参考:
对XML文件读取和编辑2-QXmlStreamReader读取 - 知乎
https://zhuanlan.zhihu.com/p/358862429
本地环境:
win10专业版,64位,Qt 5.12
代码已测试通过。
问题描述
需要按字节读取一个文档,解析其中具有xml格式的部分,并存储到一个Hash表中,方便使用。xml标签上可能带有属性信息,如下图红线所示:
解决思路
按字节读取参考:
qt5-入门-QByteArray-CSDN博客
https://blog.csdn.net/pxy7896/article/details/137583591
提取后发现文字内容大概如下:
"<Notes><UUID>71bf0eb6-0477-41e8-8520-f1f5fafac932</UUID><Type>Synthetic</Type><ConfirmedExperimentally>0</ConfirmedExperimentally><CustomMapLabel>Y14837</CustomMapLabel><UseCustomMapLabel>1</UseCustomMapLabel><Description>Cloning vector pUC57, complete sequence.</Description><Created UTC=\"1:41:49\">2020.7.2</Created><LastModified UTC=\"1:8:0\">2021.10.8</LastModified><AccessionNumber>Y14837</AccessionNumber><SequenceClass>UNA</SequenceClass><TransformedInto>unspecified</TransformedInto><References><Reference authors=\"Markausakas A, Dreguniene G.\" journal=\"Unpublished\" title=\"A new cloning vector pUC57\"/><Reference authors=\"Markauskas A.\" journal=\"Submitted (16-SEP-1997) A. Markauskas, Fermentas AB, Graiciuno 8, Vilnius 2028, LITHUANIA\" title=\"Direct Submission\"/></References><Comments><a href='http://www.informaxinc.com/'>http://www.informaxinc.com/</a><br>ORIGDB|GenBank</Comments></Notes>"
可以看到,<Reference>
不仅携带属性信息,还可能重复,所以应该使用QMultiHash
。
总的设计思路是:当QXmlStreamReader::TokenType
是QXmlStreamReader::StartElement
读取标签名称和属性信息,存储到合适的字典里;当是QXmlStreamReader::Characters
时读取标签内容;当是QXmlStreamReader::EndElement
时,存储到外层字典中,并清空临时值。
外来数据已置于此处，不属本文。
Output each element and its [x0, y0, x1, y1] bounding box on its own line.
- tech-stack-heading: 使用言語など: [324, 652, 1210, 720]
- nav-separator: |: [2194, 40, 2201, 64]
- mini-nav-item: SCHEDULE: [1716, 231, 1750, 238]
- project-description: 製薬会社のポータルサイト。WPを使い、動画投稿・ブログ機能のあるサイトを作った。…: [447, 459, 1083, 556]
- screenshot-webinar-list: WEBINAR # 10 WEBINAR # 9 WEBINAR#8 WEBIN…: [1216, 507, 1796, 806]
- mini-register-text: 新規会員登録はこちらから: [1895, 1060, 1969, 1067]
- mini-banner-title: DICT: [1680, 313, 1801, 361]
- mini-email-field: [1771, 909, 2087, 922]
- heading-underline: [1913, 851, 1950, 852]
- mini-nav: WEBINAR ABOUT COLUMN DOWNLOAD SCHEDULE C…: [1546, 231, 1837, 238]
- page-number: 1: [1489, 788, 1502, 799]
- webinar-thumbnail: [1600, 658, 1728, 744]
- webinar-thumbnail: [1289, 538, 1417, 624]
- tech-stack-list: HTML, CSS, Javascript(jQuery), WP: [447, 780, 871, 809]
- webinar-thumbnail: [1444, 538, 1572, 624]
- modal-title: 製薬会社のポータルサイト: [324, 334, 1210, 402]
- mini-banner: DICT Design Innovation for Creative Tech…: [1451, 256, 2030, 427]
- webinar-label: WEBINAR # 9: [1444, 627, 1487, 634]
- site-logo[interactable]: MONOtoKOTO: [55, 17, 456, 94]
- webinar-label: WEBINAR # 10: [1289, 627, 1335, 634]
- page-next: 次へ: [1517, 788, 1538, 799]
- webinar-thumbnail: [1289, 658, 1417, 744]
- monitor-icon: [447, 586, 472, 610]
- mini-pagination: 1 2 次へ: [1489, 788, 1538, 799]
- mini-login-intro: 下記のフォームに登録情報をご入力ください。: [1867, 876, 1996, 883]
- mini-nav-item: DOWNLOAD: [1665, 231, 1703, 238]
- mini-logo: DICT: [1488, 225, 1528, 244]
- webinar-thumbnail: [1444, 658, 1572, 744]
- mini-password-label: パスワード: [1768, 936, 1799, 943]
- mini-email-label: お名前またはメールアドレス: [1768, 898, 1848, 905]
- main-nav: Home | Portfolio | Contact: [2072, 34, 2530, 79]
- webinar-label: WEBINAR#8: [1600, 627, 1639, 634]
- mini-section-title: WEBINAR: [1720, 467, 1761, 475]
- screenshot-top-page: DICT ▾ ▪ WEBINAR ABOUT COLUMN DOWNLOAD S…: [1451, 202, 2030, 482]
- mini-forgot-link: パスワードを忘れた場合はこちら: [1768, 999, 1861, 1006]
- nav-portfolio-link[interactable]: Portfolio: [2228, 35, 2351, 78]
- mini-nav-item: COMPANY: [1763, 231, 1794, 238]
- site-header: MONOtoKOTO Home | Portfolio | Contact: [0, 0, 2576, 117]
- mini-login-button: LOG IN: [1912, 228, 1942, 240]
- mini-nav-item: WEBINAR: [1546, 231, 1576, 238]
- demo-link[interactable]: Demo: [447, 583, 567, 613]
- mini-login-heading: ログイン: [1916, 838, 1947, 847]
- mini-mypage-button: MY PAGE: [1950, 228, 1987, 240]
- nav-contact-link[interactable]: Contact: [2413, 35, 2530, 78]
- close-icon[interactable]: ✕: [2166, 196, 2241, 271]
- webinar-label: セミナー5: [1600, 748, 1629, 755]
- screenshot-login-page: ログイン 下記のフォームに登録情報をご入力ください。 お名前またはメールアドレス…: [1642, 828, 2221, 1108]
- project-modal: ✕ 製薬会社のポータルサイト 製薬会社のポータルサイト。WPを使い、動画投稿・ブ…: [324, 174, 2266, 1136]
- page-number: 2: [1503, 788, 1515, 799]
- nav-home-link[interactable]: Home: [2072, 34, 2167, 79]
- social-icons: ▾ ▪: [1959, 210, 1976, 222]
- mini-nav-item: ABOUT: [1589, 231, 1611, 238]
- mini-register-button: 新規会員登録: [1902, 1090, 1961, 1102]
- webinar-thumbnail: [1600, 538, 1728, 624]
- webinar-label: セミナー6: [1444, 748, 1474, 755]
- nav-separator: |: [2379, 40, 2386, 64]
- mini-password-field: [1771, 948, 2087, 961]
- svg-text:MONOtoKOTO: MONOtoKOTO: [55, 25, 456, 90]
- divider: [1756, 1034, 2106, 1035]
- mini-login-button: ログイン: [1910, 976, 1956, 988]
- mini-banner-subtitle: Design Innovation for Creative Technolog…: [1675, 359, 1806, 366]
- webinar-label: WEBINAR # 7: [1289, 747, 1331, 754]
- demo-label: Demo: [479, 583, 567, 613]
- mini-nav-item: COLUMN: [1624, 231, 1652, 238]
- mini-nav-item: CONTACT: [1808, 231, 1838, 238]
这样一直读取到这部分结束。
实现
void process(QXmlStreamReader& xml, QMultiHash<QString, QHash<QString, QString>>& hash) {
// 临时存储
QString name, value;
QHash<QString, QString> attrHash;
while(!xml.atEnd()) {
QXmlStreamReader::TokenType token = xml.readNext();
switch ((int)token) {
case QXmlStreamReader::NoToken:
//qDebug()<<"没有读到任何东西";
break;
case QXmlStreamReader::Invalid:
//qDebug()<<"发生错误,在error()和errorString()中报告.";
break;
case QXmlStreamReader::StartDocument:
//qDebug()<<"读取文件开始-"<<"版本号:"<<xml.documentVersion()<<"编码格式:"<<xml.documentEncoding();
break;
case QXmlStreamReader::EndDocument:
//qDebug()<<"读取文件结束";
break;
case QXmlStreamReader::StartElement: //开始读取一个元素
{
// 如果是元素开始标签
name = xml.name().toString();
// 输出标签的属性
QXmlStreamAttributes attributes = xml.attributes();
// 此时有属性,需要填充字典
if (!attributes.isEmpty()) {
foreach (const QXmlStreamAttribute &attribute, attributes) {
attrHash.insert(attribute.name().toString(), attribute.value().toString());
}
}
}
break;
case QXmlStreamReader::EndElement: //读取一个元素结束
{
if(name == xml.name().toString()) {
//attrHash.insert("name", name);
attrHash.insert("value", value);
hash.insert(name, attrHash);
}
// 清空
name = "";
value = "";
attrHash.clear();
}
break;
case QXmlStreamReader::Characters: //读取元素中的文本信息
{
QString str = xml.text().toString();
if(!xml.isWhitespace())
{
value = str;
}
}
break;
case QXmlStreamReader::Comment: //文本注释
break;
case QXmlStreamReader::ProcessingInstruction:
//qDebug()<<"ProcessingInstruction: "<< xml.text();
break;
}
} // 读取结束
}
使用:
QString blockContent = byteArray.mid(ptr, blockSize);
// 原始bytes中可能有\n,注意去掉。。。
QXmlStreamReader xml(blockContent);
QMultiHash<QString, QHash<QString, QString> > curHash;
process(xml, curHash);
// 打印一下结果
for (QMultiHash<QString, QHash<QString, QString>>::const_iterator it = curHash.constBegin(); it != curHash.constEnd(); ++it) {
qDebug() << it.key() << it.value() << endl;
}
/* 解析结果
"Created" QHash(("value", "2020.7.2")("UTC", "1:41:49"))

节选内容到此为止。